Does it feel wrong to anyone else that an album claiming to feature the very best of the Styx, a band whose hits span three decades, is barely 45 minutes long? An album, mind you, that does not include “Lady”? Or “Renegade”? Or “Heavy Metal Poisoning”? Or “Crystal Ball”? Or just about anything less than instantly recognisable with the very first note?

But that’s what A&M have given Styx fans: 11 easily recognisable (and marketable) tracks, the majority of which feature on every other Styx collection out there (and there are a lot of them). Sure, the tracks that are included are magnificent, in all their “digitally remastered” glory, but the whole enterprise is all too depressing, as moving through the CD ends up in a little self-conversation sounding a lot like this: “Yes, I’ve heard this a million times before . . . and this . . . and this . . . and this.”

Initially, I wondered if A&M had mistaken the words “best of” for “most popular”, but this isn’t right either. Consider the Carpenters’ Millennium Collection. It forgets “Close to You”, “Rainy Days and Mondays”, “We’ve Only Just Begun”, “Superstar”, and “Calling Occupants of Interplanetary Craft” instead cramming the album with “I Need to Be in Love”, “Please Mr. Postman”, “This Masquerade”, and “I Believe You”. Styx fans get all the hits and nothing else, Carpenters fans, however, get almost no hits at all. What is going on?

Maybe I’m being too hard on A&M and their Universal Chronicles label. They may very well have only been able to secure these 11 tracks (and those specific 12 Carpenters tunes); maybe they conducted a survey to find out which songs consumers were after and these 11 were chosen, or maybe, just maybe, these 11 songs and these only, actually are the best of Styx, and I’m the one who’s deluded.

Hmm.

So, Styx. They joined A&M (which blows out of the water my “securing the rights” theory, I guess) in the ’70s after their second album took off thanks to a ton of airplay for the single “Lady”. It was upon the release of Pieces of Eight a few years (and three albums) later, however, that Styx really hit the big time. The band took their success another way in the self-important ’80s with two consecutive concept albums allowing the band to take its love of the theatre to the rock and roll stage with Paradise Theatre and Kilroy Was Here. Tours for both albums were alarmingly successful, following which (in 1984) the guys took a break, before reentering the music scene in the early ’90s with Gulf War anthem, “Show Me the Way”. Stops and starts, reunion tours, live albums, and greatest hits sets became the extent of Styx’s career from then on.

The band then entered the new millennium as signatures of pop culture thanks to a rendition of “Come Sail Away” by Eric Cartman on TV’s South Park which surely boosted record and ticket sales. Boosting sales again was that groovy car commercial featuring the spectacular “Mr Roboto”.
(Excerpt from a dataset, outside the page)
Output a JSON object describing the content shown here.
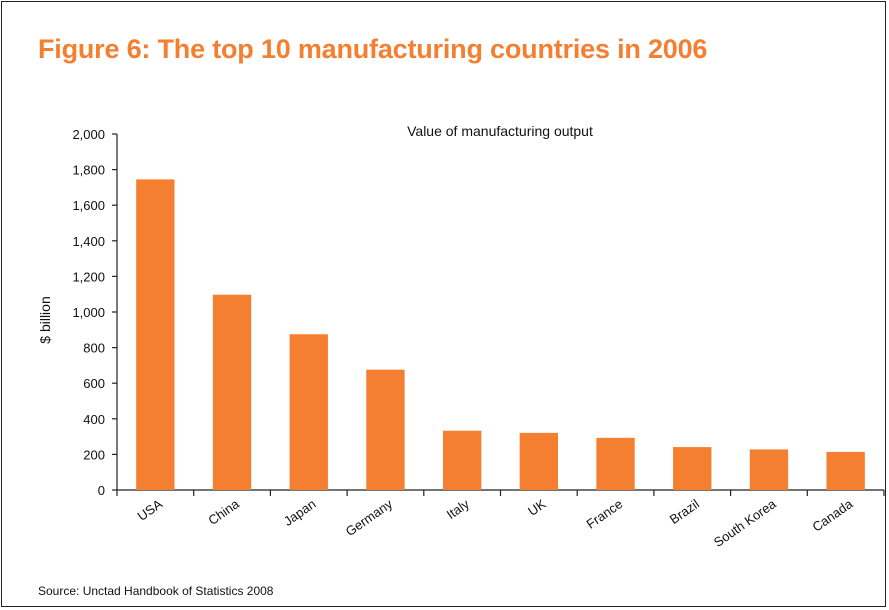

The song is featured on the new collection, along with other popular hits as “Come Sail Away” and “Lorelei”. A&M have also unadventurously picked “Fooling Yourself (The Angry Young Man)” with its frenetic piano opening, the slamming guitars of “Blue Collar Man”, the Queen-tasting “Mademoiselle”, the cool curves of “Boat on the River” and “Babe”, the damning protests of “Too Much Time on My Hands” and “The Best of Times”, as well as “Show Me the Way”.

While this selection is surely filled with much of the band’s best work, it’s just a spattering of masterpieces perfected throughout Styx’s 30-odd year career.

Shai’s Millennium Collection, by the way, consists of 12 songs. Seven of them come from the group’s debut, If I Ever Fall in Love (1992), with the remaining five taken from their second disc, Blackface (1995). What are you doing, A&M?